MALE BREAST CANCER Breast cancer is about 1/150th as frequent in men as in women; 1720 men developed breast cancer in 2006. It usually presents as a unilateral lump in the breast and is frequently not diagnosed promptly. Given the small amount of soft tissue and the unexpected nature of the problem, locally advanced presentations are somewhat more common. When male breast cancer is matched to female breast cancer by age and stage, its overall prognosis is identical. Although gynecomastia may initially be unilateral or asymmetric, any unilateral mass in a man older than age 40 years should receive a careful workup, including biopsy. On the other hand, bilateral symmetric breast development rarely represents breast cancer and is almost invariably due to endocrine disease or a drug effect. It should be kept in mind, nevertheless, that the risk of cancer is much greater in men with gynecomastia; in such men, gross asymmetry of the breasts should arouse suspicion of cancer. Male breast cancer is best managed by mastectomy and axillary lymph node dissection (modified radical mastectomy). Patients with locally advanced disease or positive nodes should also be treated with irradiation. Approximately 90% of male breast cancers contain ERs, and approximately 60% of cases with metastatic disease respond to endocrine therapy. No randomized studies have evaluated adjuvant therapy for male breast cancer. Two historic experiences suggest that the disease responds well to adjuvant systemic therapy, and, if not medically contraindicated, the same criteria for the use of adjuvant therapy in women should be applied to men.
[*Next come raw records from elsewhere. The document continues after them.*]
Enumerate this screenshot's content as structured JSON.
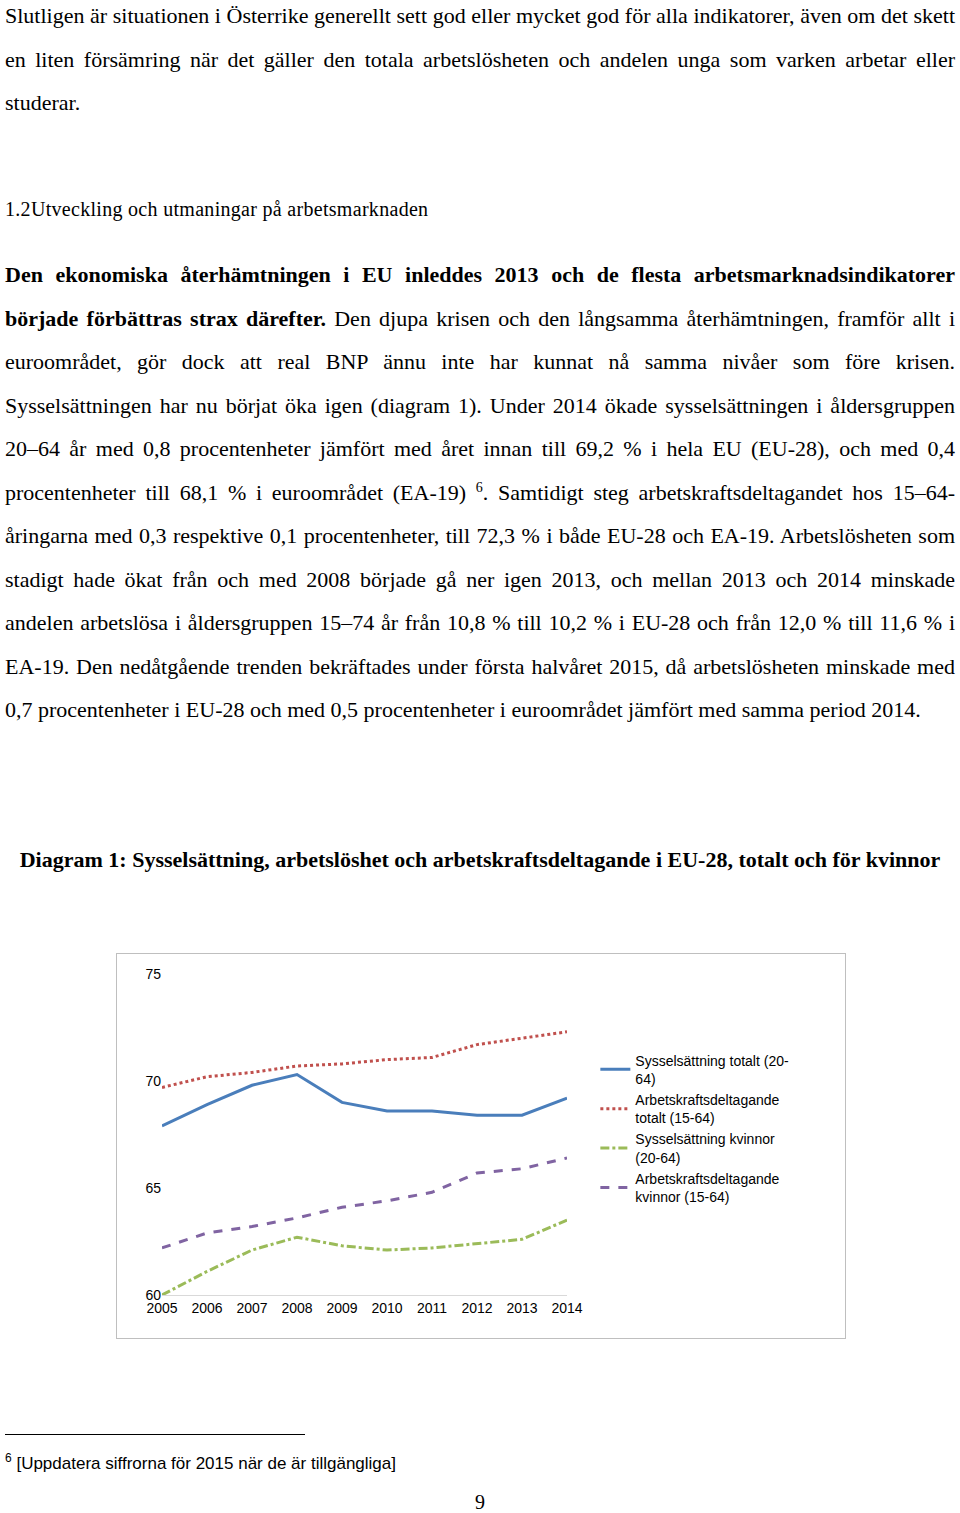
{
  "page": {
    "intro": "Slutligen är situationen i Österrike generellt sett god eller mycket god för alla indikatorer, även om det skett en liten försämring när det gäller den totala arbetslösheten och andelen unga som varken arbetar eller studerar.",
    "heading": "1.2Utveckling och utmaningar på arbetsmarknaden",
    "body": [
      {
        "text": "Den ekonomiska återhämtningen i EU inleddes 2013 och de flesta arbetsmarknadsindikatorer började förbättras strax därefter.",
        "bold": true
      },
      {
        "text": " Den djupa krisen och den långsamma återhämtningen, framför allt i euroområdet, gör dock att real BNP ännu inte har kunnat nå samma nivåer som före krisen. Sysselsättningen har nu börjat öka igen (diagram 1). Under 2014 ökade sysselsättningen i åldersgruppen 20–64 år med 0,8 procentenheter jämfört med året innan till 69,2 % i hela EU (EU-28), och med 0,4 procentenheter till 68,1 % i euroområdet (EA-19) "
      },
      {
        "text": "6",
        "sup": true
      },
      {
        "text": ". Samtidigt steg arbetskraftsdeltagandet hos 15–64-åringarna med 0,3 respektive 0,1 procentenheter, till 72,3 % i både EU-28 och EA-19. Arbetslösheten som stadigt hade ökat från och med 2008 började gå ner igen 2013, och mellan 2013 och 2014 minskade andelen arbetslösa i åldersgruppen 15–74 år från 10,8 % till 10,2 % i EU-28 och från 12,0 % till 11,6 % i EA-19. Den nedåtgående trenden bekräftades under första halvåret 2015, då arbetslösheten minskade med 0,7 procentenheter i EU-28 och med 0,5 procentenheter i euroområdet jämfört med samma period 2014."
      }
    ],
    "footnote": {
      "mark": "6",
      "text": "[Uppdatera siffrorna för 2015 när de är tillgängliga]"
    },
    "page_number": "9"
  },
  "chart_data": {
    "type": "line",
    "title": "Diagram 1: Sysselsättning, arbetslöshet och arbetskraftsdeltagande i EU-28, totalt och för kvinnor",
    "categories": [
      "2005",
      "2006",
      "2007",
      "2008",
      "2009",
      "2010",
      "2011",
      "2012",
      "2013",
      "2014"
    ],
    "series": [
      {
        "name": "Sysselsättning totalt (20-64)",
        "color": "#4a7ebb",
        "line_style": "solid",
        "values": [
          67.9,
          68.9,
          69.8,
          70.3,
          69.0,
          68.6,
          68.6,
          68.4,
          68.4,
          69.2
        ]
      },
      {
        "name": "Arbetskraftsdeltagande totalt (15-64)",
        "color": "#c0504d",
        "line_style": "dot",
        "values": [
          69.7,
          70.2,
          70.4,
          70.7,
          70.8,
          71.0,
          71.1,
          71.7,
          72.0,
          72.3
        ]
      },
      {
        "name": "Sysselsättning kvinnor (20-64)",
        "color": "#9bbb59",
        "line_style": "dashdot",
        "values": [
          60.0,
          61.1,
          62.1,
          62.7,
          62.3,
          62.1,
          62.2,
          62.4,
          62.6,
          63.5
        ]
      },
      {
        "name": "Arbetskraftsdeltagande kvinnor (15-64)",
        "color": "#8064a2",
        "line_style": "dash",
        "values": [
          62.2,
          62.9,
          63.2,
          63.6,
          64.1,
          64.4,
          64.8,
          65.7,
          65.9,
          66.4
        ]
      }
    ],
    "ylim": [
      60,
      75
    ],
    "yticks": [
      60,
      65,
      70,
      75
    ],
    "grid": false,
    "legend": "right"
  }
}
The sites of relapse and spectrum of response to chemotherapeutic drugs are virtually identical for breast cancers in either sex.
Follow-Up of Breast Cancer Patients Despite the availability of sophisticated and expensive imaging techniques and a wide range of serum tumor marker tests, survival is not influenced by early diagnosis of relapse. Surveillance guidelines are given in Table 37-5. Despite pressure from patients and their families, routine computed tomography and so on are not recommended.